Dal 29 maggio al 2 giugno la tredicesima edizione di Trame Sonore, la più grande kermesse di musica da camera d’Europa, ferma nel perseguire da anni una logica inversa e utopica rispetto alla prassi di ogni altra manifestazione, sostenendo una fortissima centralità del senso etico di comunità artistica. Il festival, che trasforma la grande musica classica in un flusso da happening progressive, ritorna a far danzare gli affreschi e le prospettive architettoniche di Mantova, il cui centro storico è parte del Patrimonio Mondiale dell’Unesco.
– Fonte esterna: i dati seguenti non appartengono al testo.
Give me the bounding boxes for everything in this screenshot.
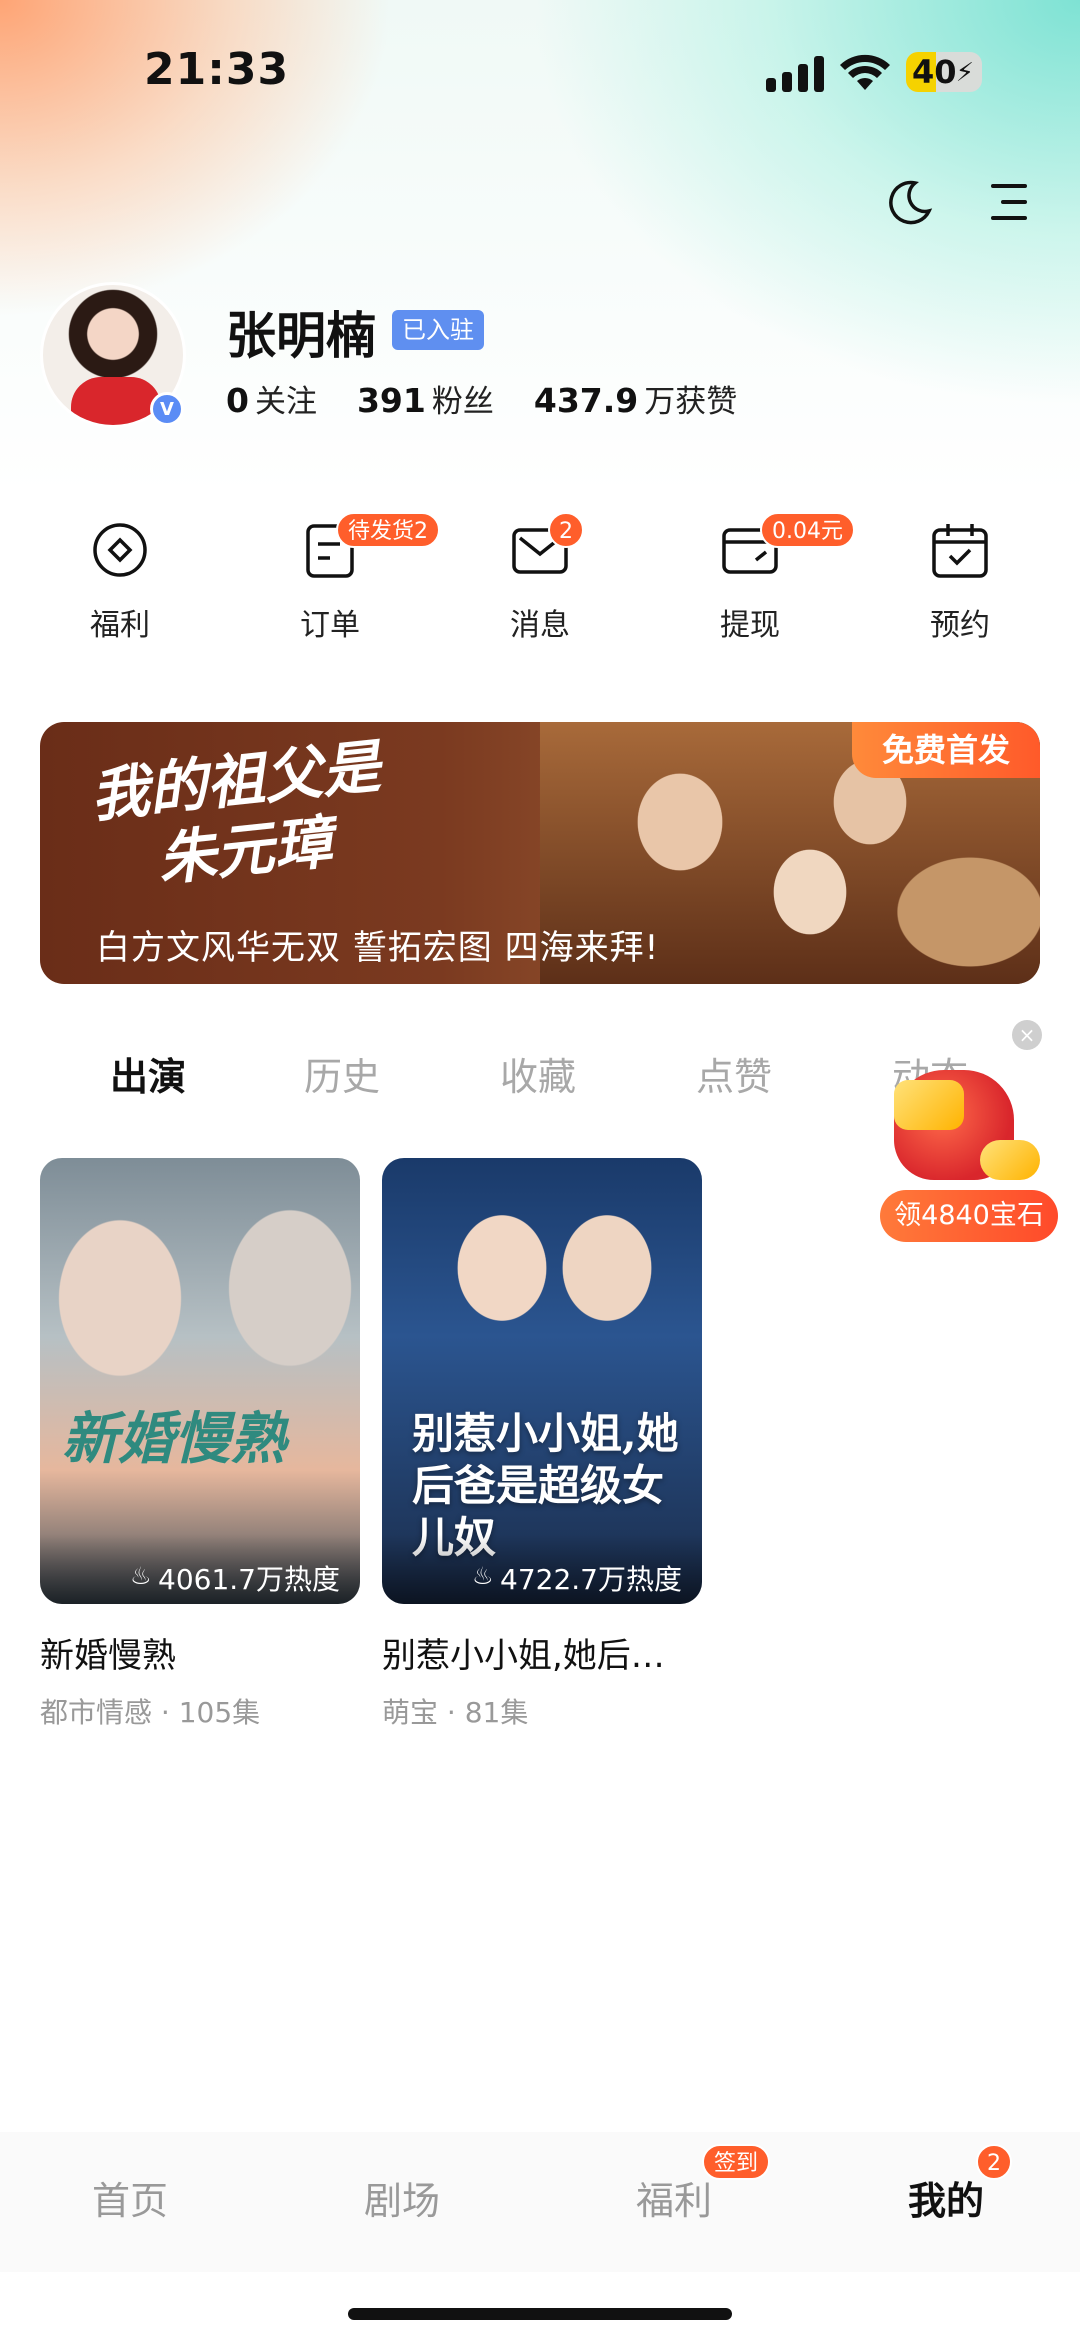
drama-meta: 萌宝 · 81集: [382, 1696, 529, 1729]
profile-header: V 张明楠 已入驻 0 关注 391 粉丝 437.9 万获赞: [40, 282, 1040, 442]
quick-order[interactable]: 待发货2 订单: [250, 512, 440, 644]
home-indicator[interactable]: [348, 2308, 732, 2320]
bottom-navigation: 首页 剧场 福利 签到 我的 2: [0, 2132, 1080, 2272]
tab-acting[interactable]: 出演: [110, 1046, 186, 1101]
gem-reward-float[interactable]: × 领4840宝石: [880, 1020, 1060, 1250]
poster-title: 新婚慢熟: [62, 1406, 286, 1472]
nav-welfare[interactable]: 福利: [636, 2170, 712, 2225]
withdraw-badge: 0.04元: [760, 512, 855, 548]
gold-ingot-icon: [894, 1080, 964, 1130]
tab-likes[interactable]: 点赞: [696, 1046, 772, 1101]
nav-home[interactable]: 首页: [92, 2170, 168, 2225]
message-badge: 2: [548, 512, 584, 548]
wallet-icon: 0.04元: [720, 512, 855, 580]
quick-label: 福利: [90, 608, 150, 643]
drama-card[interactable]: 新婚慢熟 ♨ 4061.7万热度 新婚慢熟 都市情感 · 105集: [40, 1158, 360, 1731]
checkin-badge: 签到: [702, 2144, 771, 2180]
close-icon[interactable]: ×: [1012, 1020, 1042, 1050]
mine-badge: 2: [976, 2144, 1012, 2180]
drama-poster: 新婚慢熟 ♨ 4061.7万热度: [40, 1158, 360, 1604]
quick-label: 提现: [720, 608, 780, 643]
stat-following[interactable]: 0 关注: [226, 376, 317, 421]
promo-banner[interactable]: 我的祖父是 朱元璋 白方文风华无双 誓拓宏图 四海来拜! 免费首发: [40, 722, 1040, 984]
heat-count: ♨ 4722.7万热度: [382, 1534, 702, 1604]
tab-favorites[interactable]: 收藏: [500, 1046, 576, 1101]
status-time: 21:33: [144, 44, 290, 95]
order-badge: 待发货2: [336, 512, 440, 548]
banner-slogan: 白方文风华无双 誓拓宏图 四海来拜!: [96, 928, 660, 968]
quick-label: 预约: [930, 608, 990, 643]
flame-icon: ♨: [472, 1562, 494, 1590]
quick-fuli[interactable]: 福利: [40, 520, 200, 644]
quick-reserve[interactable]: 预约: [880, 520, 1040, 644]
gold-ingot-icon: [980, 1140, 1040, 1180]
nav-mine[interactable]: 我的: [908, 2170, 984, 2225]
status-bar: 21:33 40 ⚡: [0, 0, 1080, 140]
tab-history[interactable]: 历史: [304, 1046, 380, 1101]
menu-icon[interactable]: [980, 172, 1040, 232]
free-premiere-tag: 免费首发: [851, 722, 1040, 778]
battery-level: 40: [912, 53, 957, 91]
heat-count: ♨ 4061.7万热度: [40, 1534, 360, 1604]
nav-theater[interactable]: 剧场: [364, 2170, 440, 2225]
flame-icon: ♨: [130, 1562, 152, 1590]
profile-name: 张明楠: [226, 307, 376, 365]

Per una full immersion nel Bello con modalità d’offerta e fruizione innovative, per avvicinare tutti alla Classica affinché la musica in sé vinca sul rito concertistico. La città, lungi dal porsi quale semplice contenitore, concorre a definirne la sostanza, con i luoghi simbolo della sua storia e della cultura. Oltre 300 artisti, 150 concerti, 12 “trame”, fili rossi che guidano, 15 ore al giorno di eventi a ciclo continuo dal primo mattino a tarda sera in 30 diversi spazi d’arte: Palazzo Ducale, Palazzo Te, Palazzo Castiglioni, Rotonda di S. Lorenzo, Teatro Bibiena, Santa Barbara, Palazzo D’Arco, Biblioteca Teresiana e ancora dimore storiche private, piazze, vicoli e chiostri. L’artista in residence è il pianista Alexander Lonquich.